We measured the defense response of each colony using the Black Suede Ball test (Stort 1975a). The test is performed by gently swinging a suede ball in front of the colony entrance. The ball stimulates a defense response in bees at the colony entrance and their recruits additional bees to sting the ball. After 1 min of swinging, the ball is removed and sealed in a plastic bag. Defense response is scored as the number of stings found in the suede ball. We repeated this test three times over three days in April and May 2014 and averaged the number of stings across the tests. We tested all 116 colonies on each testing day. From each colony, we collected at least 15 workers from the brood chamber in 95% ethanol and stored them at −80 °C until DNA extraction.

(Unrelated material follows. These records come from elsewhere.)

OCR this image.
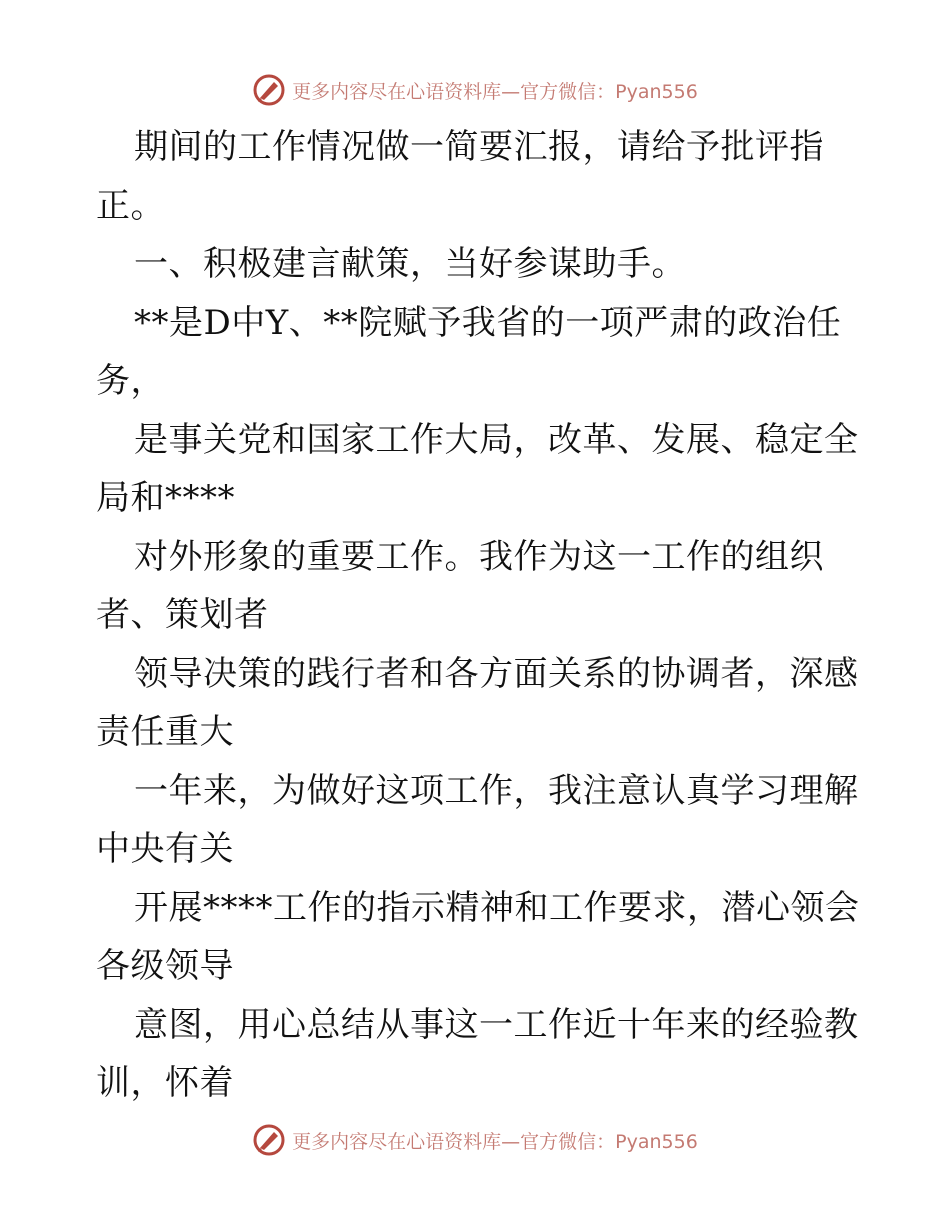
更多内容尽在心语资料库—官方微信：Pyan556
期间的工作情况做一简要汇报，请给予批评指
正。
一、积极建言献策，当好参谋助手。
**是D中Y、**院赋予我省的一项严肃的政治任
务，
是事关党和国家工作大局，改革、发展、稳定全
局和****
对外形象的重要工作。我作为这一工作的组织
者、策划者
领导决策的践行者和各方面关系的协调者，深感
责任重大
一年来，为做好这项工作，我注意认真学习理解
中央有关
开展****工作的指示精神和工作要求，潜心领会
各级领导
意图，用心总结从事这一工作近十年来的经验教
训，怀着
更多内容尽在心语资料库—官方微信：Pyan556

Genome Sequencing, Alignment, and Single-Nucleotide Polymorphism Calling
From the sample of 116 colonies, we extracted high-quality genomic DNA from the 15 most- and 15 least-defensive colonies (top and bottom 10% of the data; fig. 1). A single DNA extraction was performed for each colony by pooling together one-quarter of a worker’s thorax from each of 12 workers into a single 2-ml tube. We then used a Mag-Bind Blood DNA kit (Omega Biotek Store) to extract DNA. Each pool was sequenced with Illumina Hi-Seq 2500. The resulting data set and detailed computational methods are available as an open-access resource (Kadri et al. 2016) and the raw data are available on NCBI SRA (PRJNA324081). In brief, we aligned the reads for each colony individually to AMEL_v4.5 using BWA v0.7.5 (Li and Durbin 2010) and STAMPY v1.0.21(Lunter and Goodson 2011) and jointly called single-nucleotide polymorphisms (SNPs) using VARSCAN v2.3.7 (Koboldt et al. 2009) and GATK UnifiedGenotyper (DePristo et al. 2011). All alignment and SNP calling were performed jointly on the high-defense and low-defense cohorts.
Differentiated Sites
Sites associated with defense response are expected to have significant differences in allele frequency between the high- and low-defense cohorts. To identify such sites, we calculated the pairwise fixation index (Fst) between the two cohorts and the difference in allele frequency at each site using POPOOLATION 2 (Kofler et al. 2011). We repeated this calculation with a permuted data set consisting of two cohorts that were built by sampling from all sequenced colonies without replacement.
To reduce noise in estimates of Fst across the genome, we calculated the median Fst of bins of 301 SNPs running along the genome. Any of these windows which had a median Fst > 99.95% of Fst values (median Fst window >0.0063) and contained at least three outlier Fst SNPs (Fst > 0.032; greater than observed in our simulated data set) were deemed to be highly divergent and considered a candidate for defense response. None of these criteria was ever observed together in a single window of our permuted data set (see Results).
To further validate our cutoffs, we used the R package HardyWeinberg v1.6.1 to sample genotypes at 1,000,000 sites from a multinomial distribution with average allele frequencies of P = 0.1–0.9 independently from two populations each of 180 diploids (12 diploid workers from 15 colonies). We then estimated Fst at each site between each population and compared these estimates with our observed single-site estimates of Fst between highly and less-defensive colonies (see Results).
Estimating Local Ancestry
To estimate levels of A- or M-lineage across the genomes of each AHB sample, we used ANCESTRY_HMM (Corbett-Detig and Nielsen 2017). This method uses a hidden Markov model to estimate local ancestry within samples of arbitrary ploidy. We extracted all sites that were at least 5 kb apart and estimated the recombination rate between these in the ancestral populations using a recent honey bee recombination map (Liu et al. 2015). We then extracted read depth from AHB samples and performed runs of ANCESTRY_HMM with a range of effective population sizes from 60 to 10,000. We repeated this analysis for C-lineage ancestry to confirm that C-lineage alleles have largely been purged from AHBs in this part of the range (Nelson et al. 2017; Calfee et al. 2020).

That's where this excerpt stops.